- Directed by: Tim van Dammen
- Written by: Tim van Dammen
- Produced by: Tim van Dammen Anna Duckworth
- Starring: Anton Tennet Jonathan Brugh
- Cinematography: Tim Flower
- Edited by: Luke Haigh
- Music by: Mike Newport
- Production company: Dark Sky Films
- Release date: 17 July 2018 (Fantasia International Film Festival);
- Running time: 86 minutes
- Country: New Zealand
- Language: English

= Mega Time Squad =

Mega Time Squad is a 2018 New Zealand action-adventure crime comedy film produced, written and directed by Tim van Dammen and starring Anton Tennet and Jonathan Brugh. The film premiered at Fantasia International Film Festival on 17 July 2018 and by the end of September was locally premiered at Sydney Underground Film Festival. Later on, the film had its international premiere at the Chicago Cinema Society's Chicago Filmmakers section on 20 November 2018.

==Plot==
In Thames, New Zealand, John is a petty thief who works alongside Sheldon, his boss. One day, during an attempted heist he steels a bracelet which upon putting it on can send one travelling through time. But time travelling can be unpredictable, and John, unknowingly ends up cloning himself. The clone then clones another John, and another. To keep his clones in check, John forms a "Mega Time Squad".

==Cast==
- Anton Tennet as John
- Jonathan Brugh as Shelton
- Hetty Gaskell-Hahn as Kelly
- Charles Chan as Wah Lee
- Yoson An as Wen
- Jaya Beach-Robertson as Hootch
- Milo Cawthorne as "Damage"
- Ashley Jones as Taotie the Tour Guide
- Mick Innes as Les
- Arlo Gibson as "Gaz"
- Morgan Albrecht as Shayna
- Josh McKenzie as trashinator
- Lewis Roscoe as worker on the toilet
- Axl Scott as Gibbo
- Tian Tan as Wah Lee
- Paul Trimmer as Marcus
- Simon Ward as Jay
- Eru Wilton as Terry

==Reception==
On review aggregator website Rotten Tomatoes, the film has an approval rating of 79% based on 19 critics, with an average rating of 6.4/10.

Dennis Harvey of Variety wrote "The unique mix of simultaneously droll and broad humor is very nicely delivered by a well-cast ensemble, resulting in a polished oddity that should make a splash at home, while attracting decent overseas interest".

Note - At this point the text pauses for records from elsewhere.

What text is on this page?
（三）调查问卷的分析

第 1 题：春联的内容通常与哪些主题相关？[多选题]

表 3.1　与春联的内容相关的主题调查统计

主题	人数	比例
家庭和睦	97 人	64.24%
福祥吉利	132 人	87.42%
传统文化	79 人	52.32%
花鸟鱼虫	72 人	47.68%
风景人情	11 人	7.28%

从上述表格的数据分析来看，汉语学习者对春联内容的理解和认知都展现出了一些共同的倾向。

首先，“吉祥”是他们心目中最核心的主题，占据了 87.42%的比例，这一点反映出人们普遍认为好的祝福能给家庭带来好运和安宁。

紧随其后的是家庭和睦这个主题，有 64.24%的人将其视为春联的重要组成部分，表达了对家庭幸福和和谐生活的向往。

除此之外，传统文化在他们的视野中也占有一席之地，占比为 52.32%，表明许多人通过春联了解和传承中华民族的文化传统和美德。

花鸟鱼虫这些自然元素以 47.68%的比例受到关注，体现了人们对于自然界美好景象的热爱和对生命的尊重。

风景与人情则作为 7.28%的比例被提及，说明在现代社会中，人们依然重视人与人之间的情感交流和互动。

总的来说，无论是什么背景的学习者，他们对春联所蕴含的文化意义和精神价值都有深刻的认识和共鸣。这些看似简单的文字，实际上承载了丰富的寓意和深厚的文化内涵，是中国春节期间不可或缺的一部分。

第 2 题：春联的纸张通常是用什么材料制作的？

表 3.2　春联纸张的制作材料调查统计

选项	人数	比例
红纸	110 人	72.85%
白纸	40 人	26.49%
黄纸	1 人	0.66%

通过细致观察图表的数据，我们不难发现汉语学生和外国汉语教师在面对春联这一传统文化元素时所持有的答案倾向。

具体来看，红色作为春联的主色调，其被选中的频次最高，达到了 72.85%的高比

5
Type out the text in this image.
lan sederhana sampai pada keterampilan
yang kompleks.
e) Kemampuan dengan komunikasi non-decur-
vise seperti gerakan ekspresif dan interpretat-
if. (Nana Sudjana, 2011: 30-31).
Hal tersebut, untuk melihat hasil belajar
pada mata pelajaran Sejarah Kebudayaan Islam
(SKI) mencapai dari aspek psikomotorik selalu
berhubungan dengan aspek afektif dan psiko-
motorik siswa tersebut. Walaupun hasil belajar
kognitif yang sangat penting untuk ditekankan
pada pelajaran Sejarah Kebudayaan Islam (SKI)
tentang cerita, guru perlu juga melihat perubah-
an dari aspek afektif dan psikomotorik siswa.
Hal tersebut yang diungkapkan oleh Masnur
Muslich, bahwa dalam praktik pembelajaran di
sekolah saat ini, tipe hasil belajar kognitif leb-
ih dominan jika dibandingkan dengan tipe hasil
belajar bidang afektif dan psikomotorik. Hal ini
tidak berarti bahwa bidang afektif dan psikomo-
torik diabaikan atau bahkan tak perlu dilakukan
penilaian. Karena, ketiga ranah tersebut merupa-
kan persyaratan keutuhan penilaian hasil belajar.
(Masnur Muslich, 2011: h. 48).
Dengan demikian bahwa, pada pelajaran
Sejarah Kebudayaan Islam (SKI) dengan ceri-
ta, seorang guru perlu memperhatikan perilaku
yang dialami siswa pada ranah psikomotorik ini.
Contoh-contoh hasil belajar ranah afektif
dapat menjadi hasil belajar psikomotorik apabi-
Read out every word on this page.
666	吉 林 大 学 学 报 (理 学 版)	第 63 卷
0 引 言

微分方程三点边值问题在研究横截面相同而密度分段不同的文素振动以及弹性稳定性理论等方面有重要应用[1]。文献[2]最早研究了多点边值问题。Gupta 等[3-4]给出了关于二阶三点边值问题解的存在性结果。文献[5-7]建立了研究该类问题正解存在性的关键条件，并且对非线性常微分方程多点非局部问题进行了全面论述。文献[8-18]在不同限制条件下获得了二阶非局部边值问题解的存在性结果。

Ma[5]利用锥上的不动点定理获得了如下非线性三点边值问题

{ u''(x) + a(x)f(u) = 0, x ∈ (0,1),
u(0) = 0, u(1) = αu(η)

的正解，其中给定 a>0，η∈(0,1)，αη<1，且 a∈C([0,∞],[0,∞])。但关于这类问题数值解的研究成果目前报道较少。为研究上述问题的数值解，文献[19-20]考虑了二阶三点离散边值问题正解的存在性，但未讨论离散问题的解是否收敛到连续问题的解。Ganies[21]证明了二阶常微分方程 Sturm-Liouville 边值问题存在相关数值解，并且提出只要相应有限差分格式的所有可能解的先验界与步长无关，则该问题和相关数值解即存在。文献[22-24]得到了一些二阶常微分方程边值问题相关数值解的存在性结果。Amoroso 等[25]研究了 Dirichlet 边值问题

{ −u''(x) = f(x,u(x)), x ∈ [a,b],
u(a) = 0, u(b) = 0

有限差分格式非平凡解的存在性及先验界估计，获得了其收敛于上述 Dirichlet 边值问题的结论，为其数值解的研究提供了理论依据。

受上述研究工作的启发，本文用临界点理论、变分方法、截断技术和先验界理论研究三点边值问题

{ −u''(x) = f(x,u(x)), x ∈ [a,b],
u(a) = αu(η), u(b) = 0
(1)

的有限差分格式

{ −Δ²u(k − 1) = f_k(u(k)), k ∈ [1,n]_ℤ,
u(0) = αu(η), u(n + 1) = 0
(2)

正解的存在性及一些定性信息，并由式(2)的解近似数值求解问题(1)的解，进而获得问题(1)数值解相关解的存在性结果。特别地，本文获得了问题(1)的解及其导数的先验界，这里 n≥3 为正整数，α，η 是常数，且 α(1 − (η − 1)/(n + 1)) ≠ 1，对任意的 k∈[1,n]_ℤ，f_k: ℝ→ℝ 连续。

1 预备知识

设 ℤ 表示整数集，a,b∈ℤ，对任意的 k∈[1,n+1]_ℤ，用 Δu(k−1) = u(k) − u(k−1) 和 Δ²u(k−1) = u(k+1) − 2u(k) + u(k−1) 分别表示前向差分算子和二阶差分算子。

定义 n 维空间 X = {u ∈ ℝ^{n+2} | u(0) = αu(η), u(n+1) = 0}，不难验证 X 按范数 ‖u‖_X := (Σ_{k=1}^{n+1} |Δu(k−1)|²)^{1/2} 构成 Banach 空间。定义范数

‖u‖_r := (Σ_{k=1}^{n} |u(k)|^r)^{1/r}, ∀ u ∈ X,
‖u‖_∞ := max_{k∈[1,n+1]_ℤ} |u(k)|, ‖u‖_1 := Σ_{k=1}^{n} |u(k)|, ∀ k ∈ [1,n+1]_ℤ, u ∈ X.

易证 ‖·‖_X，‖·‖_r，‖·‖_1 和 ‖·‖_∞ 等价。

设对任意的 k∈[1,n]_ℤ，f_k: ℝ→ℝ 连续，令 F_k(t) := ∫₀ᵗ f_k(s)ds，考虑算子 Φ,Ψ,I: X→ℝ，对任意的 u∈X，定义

Critics from RogerEbert.com had a split opinion. Odie Henderson gave the film 2 stars out of 4, writing "I still retain a tween boy's affection for movies that dare to be this goofy". Nick Allen, on the other hand, called it "A grounded sci-fi mini-odyssey with lots of creativity and even more laugh-out-loud gags". A review at RNZ wrote, "Mega Time Squad is the sort of film that could only come out during the Spring Clean, and it's by no means the worst of that genre."

Karl Puschman opened his review for the New Zealand Herald by stating "You don't need a time travelling device to realise that Mega Time Squad is destined to become a future cult classic."